My bike was literally kicked over in the night. My bread box wasn't cracked, but shattered. Even broke part of the back of the box.
Got pix? My '96 S1's BB was fiberglass & took the hits just fine. I think yours is plastic. Still ....?
It's in about five pieces, I can fiber glass it back together, but the back part of the box is broken as well, and I don't think I can get that part. Also, one of the mounting holes was disintegrated.
I'll try and snap some photos tomorrow maybe.
New rear rack that was fabricated. Friend working on his doctorate in engineering made it. The rack itself can withstand about 3000lbs of downward force... Pretty sure the mounts we made will fail before then, but I can sit my 190lb ass on it without it bending.
That rack is a beautiful piece of work.
I'm probably getting (more) paranoid in my old age but if you fill those big bags, load up the rack, and add a passenger that'll be quite a load on the rear motor mount/isolater and shock.
If you havent already, you might wanna get on the BadWeb and learn how to check and replace the isolaters and confirm that you have a good, non-recall shock. Replacing the isolaters is a huge pita to do on an S3, but really important as it pretty much holds the front and back halves of the bike together.
Just a caffiene fueled suggestion. It really is a safety thing.
Nice color. Here's my old S3 with a Ventura rack.

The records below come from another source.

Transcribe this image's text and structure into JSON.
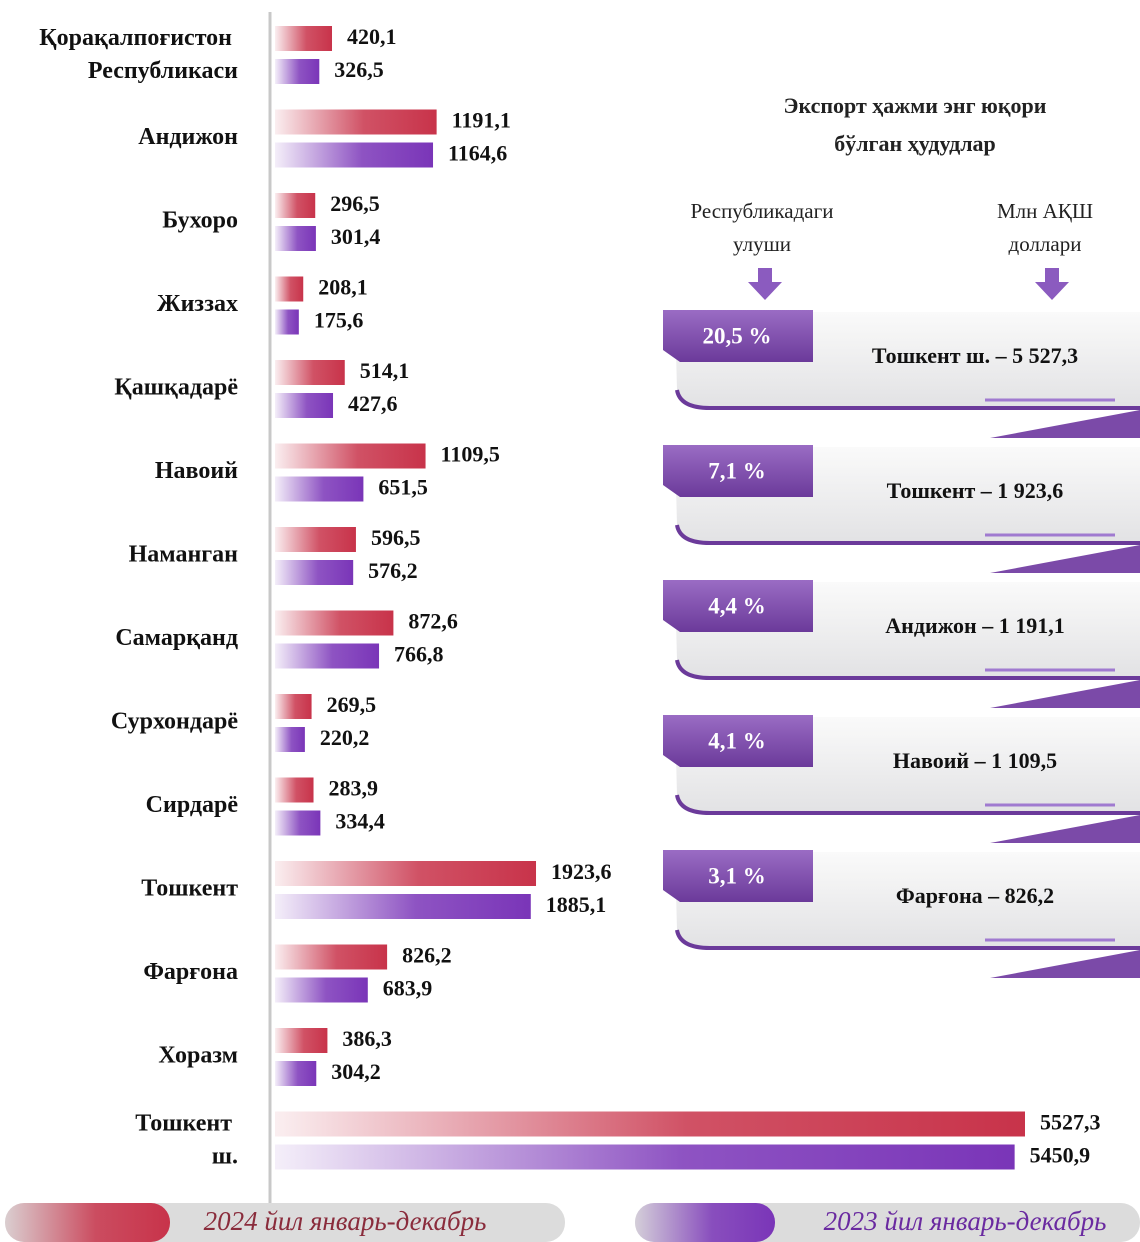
{
  "chart_data": {
    "type": "bar",
    "orientation": "horizontal",
    "categories": [
      "Қорақалпоғистон Республикаси",
      "Андижон",
      "Бухоро",
      "Жиззах",
      "Қашқадарё",
      "Навоий",
      "Наманган",
      "Самарқанд",
      "Сурхондарё",
      "Сирдарё",
      "Тошкент",
      "Фарғона",
      "Хоразм",
      "Тошкент ш."
    ],
    "series": [
      {
        "name": "2024 йил январь-декабрь",
        "color": "#c8334a",
        "values": [
          420.1,
          1191.1,
          296.5,
          208.1,
          514.1,
          1109.5,
          596.5,
          872.6,
          269.5,
          283.9,
          1923.6,
          826.2,
          386.3,
          5527.3
        ],
        "value_labels": [
          "420,1",
          "1191,1",
          "296,5",
          "208,1",
          "514,1",
          "1109,5",
          "596,5",
          "872,6",
          "269,5",
          "283,9",
          "1923,6",
          "826,2",
          "386,3",
          "5527,3"
        ]
      },
      {
        "name": "2023 йил январь-декабрь",
        "color": "#7a35b8",
        "values": [
          326.5,
          1164.6,
          301.4,
          175.6,
          427.6,
          651.5,
          576.2,
          766.8,
          220.2,
          334.4,
          1885.1,
          683.9,
          304.2,
          5450.9
        ],
        "value_labels": [
          "326,5",
          "1164,6",
          "301,4",
          "175,6",
          "427,6",
          "651,5",
          "576,2",
          "766,8",
          "220,2",
          "334,4",
          "1885,1",
          "683,9",
          "304,2",
          "5450,9"
        ]
      }
    ]
  },
  "panel": {
    "title": [
      "Экспорт ҳажми энг юқори",
      "бўлган ҳудудлар"
    ],
    "share_header": [
      "Республикадаги",
      "улуши"
    ],
    "value_header": [
      "Млн АҚШ",
      "доллари"
    ],
    "items": [
      {
        "share": "20,5 %",
        "label": "Тошкент ш. – 5 527,3"
      },
      {
        "share": "7,1 %",
        "label": "Тошкент – 1 923,6"
      },
      {
        "share": "4,4 %",
        "label": "Андижон – 1 191,1"
      },
      {
        "share": "4,1 %",
        "label": "Навоий – 1 109,5"
      },
      {
        "share": "3,1 %",
        "label": "Фарғона – 826,2"
      }
    ]
  }
}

The problem with a heavily loaded tube framed Buell is not really the shock (assuming it's updated) or the rear isolators, but the front isolator. The front head of the engine "hangs" from the front isolator, and the load from the rear suspension through the rear "pull" shock is transmitted to the front of the engine, meaning the isolator supports a large portion of the bike's weight. There was a rash of bad front isolators several years ago (the rubber within the isolator shears apart), but I think that was finally worked out. Check Badweb's "Old School Buell" forum for details.
The good thing is that if the front isolator DOES fail, nothing's going to fall off. The isolator's constructed so it can't come apart even if the rubber fails. It'll just rattle your teeth out until you replace it!

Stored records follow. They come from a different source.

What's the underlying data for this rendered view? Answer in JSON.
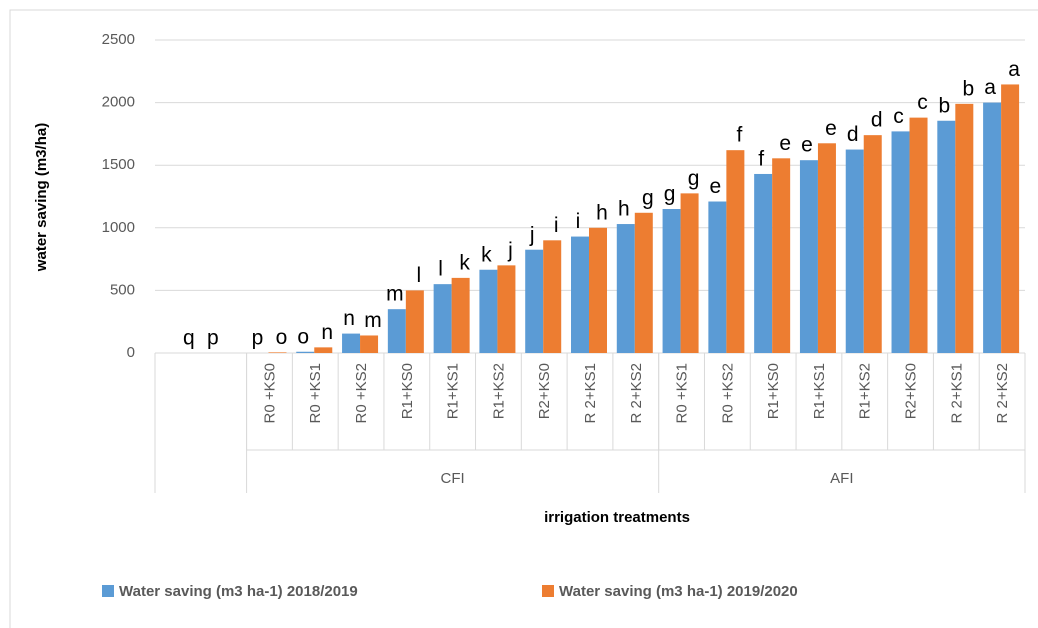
{
  "chart_data": {
    "type": "bar",
    "y_label": "water saving (m3/ha)",
    "x_label": "irrigation treatments",
    "groups": [
      {
        "label": null,
        "categories": [
          null
        ]
      },
      {
        "label": "CFI",
        "categories": [
          "R0 +KS0",
          "R0 +KS1",
          "R0 +KS2",
          "R1+KS0",
          "R1+KS1",
          "R1+KS2",
          "R2+KS0",
          "R 2+KS1",
          "R 2+KS2"
        ]
      },
      {
        "label": "AFI",
        "categories": [
          "R0 +KS1",
          "R0 +KS2",
          "R1+KS0",
          "R1+KS1",
          "R1+KS2",
          "R2+KS0",
          "R 2+KS1",
          "R 2+KS2"
        ]
      }
    ],
    "series": [
      {
        "name": "Water saving (m3 ha-1) 2018/2019",
        "color": "#5b9bd5",
        "values": [
          0,
          0,
          10,
          155,
          350,
          550,
          665,
          825,
          930,
          1030,
          1150,
          1210,
          1430,
          1540,
          1625,
          1770,
          1855,
          2000
        ],
        "value_labels": [
          "q",
          "p",
          "o",
          "n",
          "m",
          "l",
          "k",
          "j",
          "i",
          "h",
          "g",
          "e",
          "f",
          "e",
          "d",
          "c",
          "b",
          "a"
        ]
      },
      {
        "name": "Water saving (m3 ha-1) 2019/2020",
        "color": "#ed7d31",
        "values": [
          0,
          5,
          45,
          140,
          500,
          600,
          700,
          900,
          1000,
          1120,
          1275,
          1620,
          1555,
          1675,
          1740,
          1880,
          1990,
          2145
        ],
        "value_labels": [
          "p",
          "o",
          "n",
          "m",
          "l",
          "k",
          "j",
          "i",
          "h",
          "g",
          "g",
          "f",
          "e",
          "e",
          "d",
          "c",
          "b",
          "a"
        ]
      }
    ],
    "ylim": [
      0,
      2500
    ],
    "yticks": [
      0,
      500,
      1000,
      1500,
      2000,
      2500
    ],
    "grid": true,
    "legend": "bottom"
  }
}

Indeed. All my isolators are fine, checked when I bought her, check most everytime I ride her. I've got the second stock Showa, the last of the 16.5"s I dial it up when I ride 2-up. So far no issue with bottoming out. Luckily I'm losing a bit of weight, and my passenger is a twig. With gear we're about 310lbs. If we load up for a long trip we're still under the buell rated 385lbs, by about 30.
I want to get a new rear shock, but I don't have any money left. Just got hit with 7k in two year old medical debt that should've been taken care of long ago. At the very least I'm going to need to pay a lawyer, at worst, I'm going to pay a lawyer and be out 7k. An extra $1000 to get a new shock just won't work for me. Unless one of you guys has a penske or works just laying around for cheap
Nice rack but let's see pics of the damaged breadbox. :ddog
You didn't ride it with no air filter, I hope.
Filter still works for the most part, did the crappy force winder type mod, ie plugged the holes on the intake tube.
I realize the box can be fixed, but with that mount hole obliterated, and the back part of the box snapped in half, I'm not sure it'd hold very well. The rubber was also torn to pieces.